According to the study, in order to limit global warming to 1.5 °C without relying on speculative future technologies, global energy use needs to be as low as 27 gigajoules (GJ) of energy per person.
In the UK, the current average energy use per person is 81 GJ, while in countries like the USA and Canada, energy use can be as high as 232 GJ per person.
Currently, in countries where energy use is below 27 GJ, large parts of the population suffer from precarious living standards – for example, in India, where the average energy is 19 GJ per person, at least half the population is deprived of fundamental needs.
There is therefore global concern that reducing energy use in affluent countries could undermine living standards and improving living standards in less affluent countries would require large increases in energy use and thus further exacerbate climate breakdown.
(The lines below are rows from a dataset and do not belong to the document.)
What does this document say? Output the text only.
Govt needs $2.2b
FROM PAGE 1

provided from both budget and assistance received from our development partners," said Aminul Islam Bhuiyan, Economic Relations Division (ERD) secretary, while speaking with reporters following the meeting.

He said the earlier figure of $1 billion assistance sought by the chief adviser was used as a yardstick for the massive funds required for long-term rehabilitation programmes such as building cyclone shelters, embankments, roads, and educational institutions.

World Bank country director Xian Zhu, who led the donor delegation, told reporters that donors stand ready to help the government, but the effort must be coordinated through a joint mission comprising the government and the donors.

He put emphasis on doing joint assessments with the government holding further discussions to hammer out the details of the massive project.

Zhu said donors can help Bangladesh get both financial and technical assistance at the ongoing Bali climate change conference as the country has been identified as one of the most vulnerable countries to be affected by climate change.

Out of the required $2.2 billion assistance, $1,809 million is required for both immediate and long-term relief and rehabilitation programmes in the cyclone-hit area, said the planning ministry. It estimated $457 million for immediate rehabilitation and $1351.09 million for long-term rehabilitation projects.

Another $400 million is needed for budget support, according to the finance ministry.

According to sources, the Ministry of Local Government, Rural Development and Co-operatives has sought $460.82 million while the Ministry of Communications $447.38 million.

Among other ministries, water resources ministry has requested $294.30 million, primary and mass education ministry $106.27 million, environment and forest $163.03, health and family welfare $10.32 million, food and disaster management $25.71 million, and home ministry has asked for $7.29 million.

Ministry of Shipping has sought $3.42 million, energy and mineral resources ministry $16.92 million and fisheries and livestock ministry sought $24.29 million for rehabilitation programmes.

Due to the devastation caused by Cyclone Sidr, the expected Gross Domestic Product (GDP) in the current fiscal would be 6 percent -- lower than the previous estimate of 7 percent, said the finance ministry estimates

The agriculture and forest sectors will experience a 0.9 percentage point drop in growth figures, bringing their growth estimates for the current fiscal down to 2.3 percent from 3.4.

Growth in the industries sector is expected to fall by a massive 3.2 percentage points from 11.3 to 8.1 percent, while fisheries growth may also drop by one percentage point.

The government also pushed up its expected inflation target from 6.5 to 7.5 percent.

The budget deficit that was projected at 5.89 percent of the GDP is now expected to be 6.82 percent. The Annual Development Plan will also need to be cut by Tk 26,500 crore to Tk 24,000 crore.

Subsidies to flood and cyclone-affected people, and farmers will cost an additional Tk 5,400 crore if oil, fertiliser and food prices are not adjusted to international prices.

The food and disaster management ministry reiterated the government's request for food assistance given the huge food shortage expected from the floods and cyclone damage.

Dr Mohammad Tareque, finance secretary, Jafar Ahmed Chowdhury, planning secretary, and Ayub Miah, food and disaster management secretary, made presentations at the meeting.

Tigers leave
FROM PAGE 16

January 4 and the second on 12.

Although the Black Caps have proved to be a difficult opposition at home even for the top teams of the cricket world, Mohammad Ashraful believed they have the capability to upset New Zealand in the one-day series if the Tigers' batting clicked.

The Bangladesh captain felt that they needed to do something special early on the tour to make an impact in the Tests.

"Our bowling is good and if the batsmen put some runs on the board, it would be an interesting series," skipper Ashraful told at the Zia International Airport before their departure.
Based on this, the researchers have examined what policies could enable countries to use less energy while also providing the whole population with ‘decent living standards’ – meaning conditions that satisfy fundamental human needs for food, water, sanitation, health and livelihoods.
Dr Daniel O’Neill, from Leeds’ School of Earth and Environment, explained: ‘Our findings suggest that improving public services could enable countries to provide decent living standards at lower levels of energy use.
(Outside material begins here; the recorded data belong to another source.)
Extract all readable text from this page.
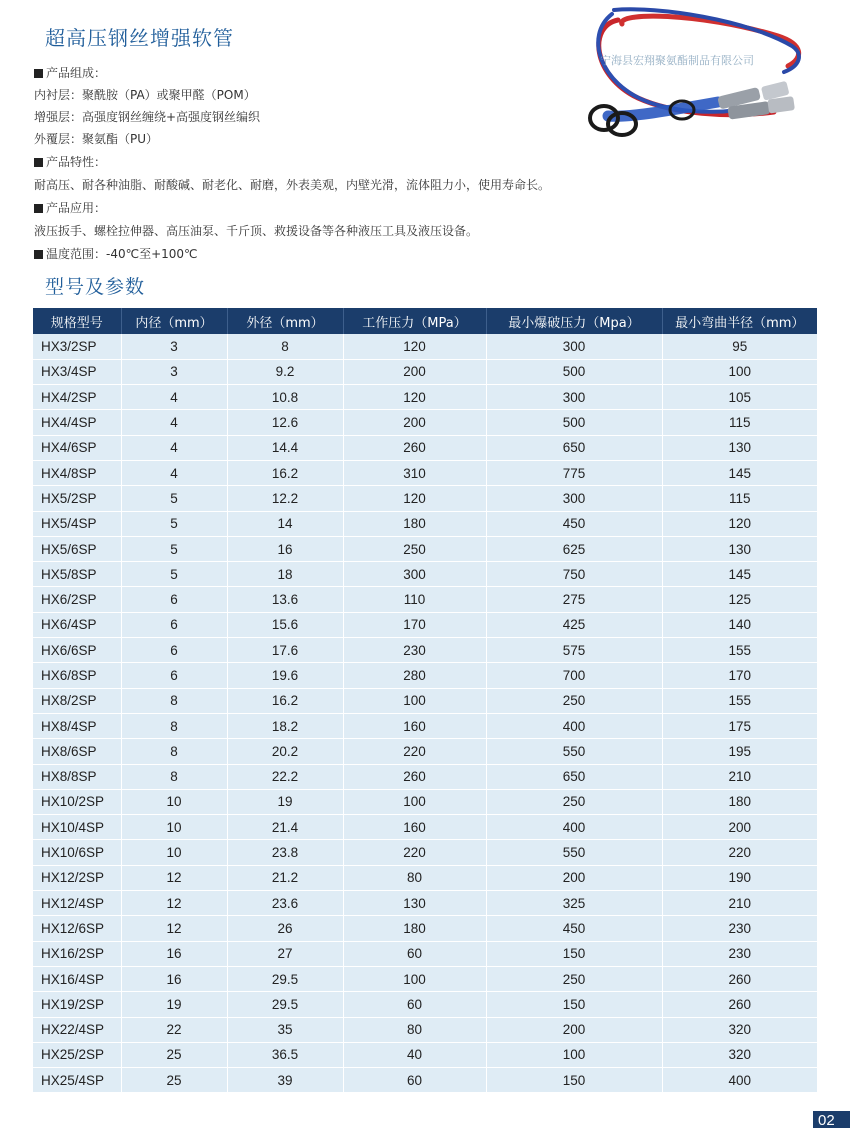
超高压钢丝增强软管
宁海县宏翔聚氨酯制品有限公司
产品组成：
内衬层：聚酰胺（PA）或聚甲醛（POM）
增强层：高强度钢丝缠绕+高强度钢丝编织
外覆层：聚氨酯（PU）
产品特性：
耐高压、耐各种油脂、耐酸碱、耐老化、耐磨，外表美观，内壁光滑，流体阻力小，使用寿命长。
产品应用：
液压扳手、螺栓拉伸器、高压油泵、千斤顶、救援设备等各种液压工具及液压设备。
温度范围：-40℃至+100℃
型号及参数
规格型号	内径（mm）	外径（mm）	工作压力（MPa）	最小爆破压力（Mpa）	最小弯曲半径（mm）
HX3/2SP	3	8	120	300	95
HX3/4SP	3	9.2	200	500	100
HX4/2SP	4	10.8	120	300	105
HX4/4SP	4	12.6	200	500	115
HX4/6SP	4	14.4	260	650	130
HX4/8SP	4	16.2	310	775	145
HX5/2SP	5	12.2	120	300	115
HX5/4SP	5	14	180	450	120
HX5/6SP	5	16	250	625	130
HX5/8SP	5	18	300	750	145
HX6/2SP	6	13.6	110	275	125
HX6/4SP	6	15.6	170	425	140
HX6/6SP	6	17.6	230	575	155
HX6/8SP	6	19.6	280	700	170
HX8/2SP	8	16.2	100	250	155
HX8/4SP	8	18.2	160	400	175
HX8/6SP	8	20.2	220	550	195
HX8/8SP	8	22.2	260	650	210
HX10/2SP	10	19	100	250	180
HX10/4SP	10	21.4	160	400	200
HX10/6SP	10	23.8	220	550	220
HX12/2SP	12	21.2	80	200	190
HX12/4SP	12	23.6	130	325	210
HX12/6SP	12	26	180	450	230
HX16/2SP	16	27	60	150	230
HX16/4SP	16	29.5	100	250	260
HX19/2SP	19	29.5	60	150	260
HX22/4SP	22	35	80	200	320
HX25/2SP	25	36.5	40	100	320
HX25/4SP	25	39	60	150	400
02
‘Governments should offer free and high-quality public services in areas such as health, education, and public transport.
‘We also found that fairer income distribution is crucial for achieving decent living standards at low energy use. To reduce existing income disparities, governments could raise minimum wages, provide a Universal Basic Income, and introduce a maximum income level. We also need much higher taxes on high incomes, and lower taxes on low incomes.’
The researchers have also said that another essential factor is affordable and reliable access to electricity and modern fuels. They have also highlighted that economic growth beyond moderate levels of affluence will be detrimental to sustainable development.
Lead author, Jefim Vogel added: ‘In short, we need to abandon economic growth in affluent countries, scale back resource extraction, and prioritise public services, basic infrastructures and fair income distributions everywhere.
‘With these policies in place, rich countries could slash their energy use and emissions whilst maintaining or even improving living standards; and less affluent countries could achieve decent living standards and end material poverty without needing vast amounts of energy.
That’s good news for climate justice, good news for human well-being, good news for poverty eradication, and good news for energy security.’